Most people who are still working should keep the money in their pension fund: Those who have not yet retired are unlikely to need to cash in their pension fund. If they are still in their 60s, they should have a 20 or 30 year time horizon and taking the money out means losing the tax benefits of pensions (the income and growth are tax free and any money passed on at death is tax-free too). Leaving the pension gives time for the fund to grow in future. Pensions are meant to support you when you no longer work, rather than provide spending money in your 50s and 60s. These are the important messages that financial guidance can help with.
New approaches could include considering pension in four parts – for your 60s, 70s, 80s, 90s: Pension providers have not really developed exciting new products or approaches to replace the old choice between just a standard annuity, or drawdown. Nowadays, fewer people are buying annuities, but the alternative is usually just a drawdown fund, which charges higher fees than pensions. There are some basic new ideas that could be developed to help people manage their pensions through their retirement. For example, if people’s pension funds are divided into four parts, then those who are reaching their 60s could have one quarter allocated for the short term (if needed), one quarter for spending when they reach their 70s, another quarter invested for their 80s and a quarter designed to spend in their 90s. Over time, these funds can be revisited and, if someone is still working, they may not need the first 25%, so could keep that to supplement spending in the years when they are retired.
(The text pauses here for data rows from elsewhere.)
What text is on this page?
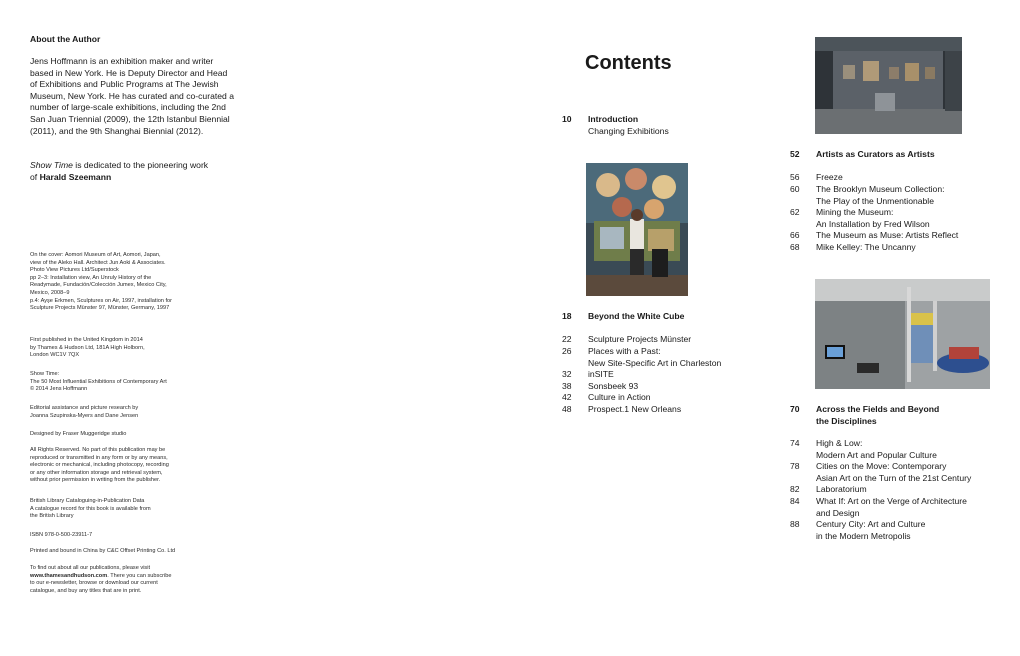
About the Author
Jens Hoffmann is an exhibition maker and writer
based in New York. He is Deputy Director and Head
of Exhibitions and Public Programs at The Jewish
Museum, New York. He has curated and co-curated a
number of large-scale exhibitions, including the 2nd
San Juan Triennial (2009), the 12th Istanbul Biennial
(2011), and the 9th Shanghai Biennial (2012).
Show Time is dedicated to the pioneering work
of Harald Szeemann
On the cover: Aomori Museum of Art, Aomori, Japan,
view of the Aleko Hall. Architect Jun Aoki & Associates.
Photo View Pictures Ltd/Superstock
pp 2–3: Installation view, An Unruly History of the
Readymade, Fundación/Colección Jumex, Mexico City,
Mexico, 2008–9
p.4: Ayşe Erkmen, Sculptures on Air, 1997, installation for
Sculpture Projects Münster 97, Münster, Germany, 1997
First published in the United Kingdom in 2014
by Thames & Hudson Ltd, 181A High Holborn,
London WC1V 7QX
Show Time:
The 50 Most Influential Exhibitions of Contemporary Art
© 2014 Jens Hoffmann
Editorial assistance and picture research by
Joanna Szupinska-Myers and Dane Jensen
Designed by Fraser Muggeridge studio
All Rights Reserved. No part of this publication may be
reproduced or transmitted in any form or by any means,
electronic or mechanical, including photocopy, recording
or any other information storage and retrieval system,
without prior permission in writing from the publisher.
British Library Cataloguing-in-Publication Data
A catalogue record for this book is available from
the British Library
ISBN 978-0-500-23911-7
Printed and bound in China by C&C Offset Printing Co. Ltd
To find out about all our publications, please visit
www.thamesandhudson.com. There you can subscribe
to our e-newsletter, browse or download our current
catalogue, and buy any titles that are in print.
Contents
10	Introduction
Changing Exhibitions
18	Beyond the White Cube
22	Sculpture Projects Münster
26	Places with a Past:
New Site-Specific Art in Charleston
32	inSITE
38	Sonsbeek 93
42	Culture in Action
48	Prospect.1 New Orleans
52	Artists as Curators as Artists
56	Freeze
60	The Brooklyn Museum Collection:
The Play of the Unmentionable
62	Mining the Museum:
An Installation by Fred Wilson
66	The Museum as Muse: Artists Reflect
68	Mike Kelley: The Uncanny
70	Across the Fields and Beyond
the Disciplines
74	High & Low:
Modern Art and Popular Culture
78	Cities on the Move: Contemporary
Asian Art on the Turn of the 21st Century
82	Laboratorium
84	What If: Art on the Verge of Architecture
and Design
88	Century City: Art and Culture
in the Modern Metropolis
Freedom is much better than the old system but consumers need help to make good choices: The pension freedoms were a golden opportunity to help people achieve much better outcomes than under the old system. In my view, it was wrong to force almost everyone to buy an irreversible product which might not be suitable for them, which they did not understand, which had become poorer and poorer value and which often made no provision for a partner, or for those in poor health. Trusting people with their own money makes good sense, as long as they understand the choices facing them and are not just at the mercy of providers. The asymmetry of information and experience creates risks, which is why we need to encourage more use of guidance and advice as quickly as possible. Let’s not abandon the freedoms, let’s make their work better.